Datum uitspraak: 25 november 2010
Raad van State
AFDELING
BESTUURSRECHTSPRAAK
Uitspraak met toepassing van artikel 8:54, eerste lid, van de Algemene wet bestuursrecht op het hoger beroep van:
het Centraal Orgaan opvang asielzoekers,
appellant,
tegen de uitspraak van de rechtbank 's Gravenhage van 11 augustus 2010 in zaak nr. 09/44521 in het geding tussen:
[de vreemdeling]
en
het COa.
1. Procesverloop
Bij besluit van 5 november 2009 heeft het COa, onder afwijzing van een verzoek van de vreemdeling om vergoeding van kosten voor een contra-expertise taalanalyse tweede fase tot een bedrag van € 905,00 (exclusief BTW), vergoeding van de kosten toegekend tot een bedrag van maximaal € 800,00 (exclusief BTW). Dit besluit is aangehecht.
Bij uitspraak van 11 augustus 2010, verzonden op die dag, heeft de rechtbank het daartegen door de vreemdeling ingestelde beroep gegrond verklaard, dat besluit vernietigd en bepaald dat het COa een nieuw besluit op het verzoek neemt met inachtneming van hetgeen in de uitspraak is overwogen. Deze uitspraak is aangehecht.
Tegen deze uitspraak heeft het COa bij brief, bij de Raad van State binnengekomen op 8 september 2010, hoger beroep ingesteld.
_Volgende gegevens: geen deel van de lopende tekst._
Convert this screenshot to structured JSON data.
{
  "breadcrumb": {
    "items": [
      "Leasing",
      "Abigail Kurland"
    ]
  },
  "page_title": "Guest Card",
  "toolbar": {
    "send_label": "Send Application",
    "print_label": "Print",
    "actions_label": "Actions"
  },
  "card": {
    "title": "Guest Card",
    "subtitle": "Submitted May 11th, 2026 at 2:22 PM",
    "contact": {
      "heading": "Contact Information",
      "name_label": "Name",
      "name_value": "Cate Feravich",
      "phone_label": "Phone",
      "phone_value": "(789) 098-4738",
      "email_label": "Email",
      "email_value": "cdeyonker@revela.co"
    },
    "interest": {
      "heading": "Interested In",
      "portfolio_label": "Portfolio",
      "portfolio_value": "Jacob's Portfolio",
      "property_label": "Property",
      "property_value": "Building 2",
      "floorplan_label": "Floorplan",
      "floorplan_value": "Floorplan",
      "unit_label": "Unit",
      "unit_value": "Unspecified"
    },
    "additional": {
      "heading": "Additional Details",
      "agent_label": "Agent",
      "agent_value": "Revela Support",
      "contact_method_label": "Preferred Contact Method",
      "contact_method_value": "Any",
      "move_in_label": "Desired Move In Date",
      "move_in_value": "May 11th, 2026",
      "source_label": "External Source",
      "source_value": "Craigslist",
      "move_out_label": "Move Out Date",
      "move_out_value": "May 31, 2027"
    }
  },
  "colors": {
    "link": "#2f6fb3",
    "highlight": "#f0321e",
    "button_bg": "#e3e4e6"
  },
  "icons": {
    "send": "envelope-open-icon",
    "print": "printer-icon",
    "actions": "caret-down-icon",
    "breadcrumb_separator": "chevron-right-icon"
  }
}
Deze brief is aangehecht.
De vreemdeling heeft een verweerschrift ingediend.
Vervolgens is het onderzoek gesloten.
2. Overwegingen
2.1. Ingevolge artikel 3, eerste lid, van de Wet Centraal Orgaan opvang asielzoekers (hierna: de Wet COa) is het COa onder meer belast met de materiële en immateriële opvang van asielzoekers.
Ingevolge het tweede lid kan de minister van Justitie (hierna: de minister) het COa taken als bedoeld in het eerste lid opdragen met betrekking tot andere categorieën vreemdelingen.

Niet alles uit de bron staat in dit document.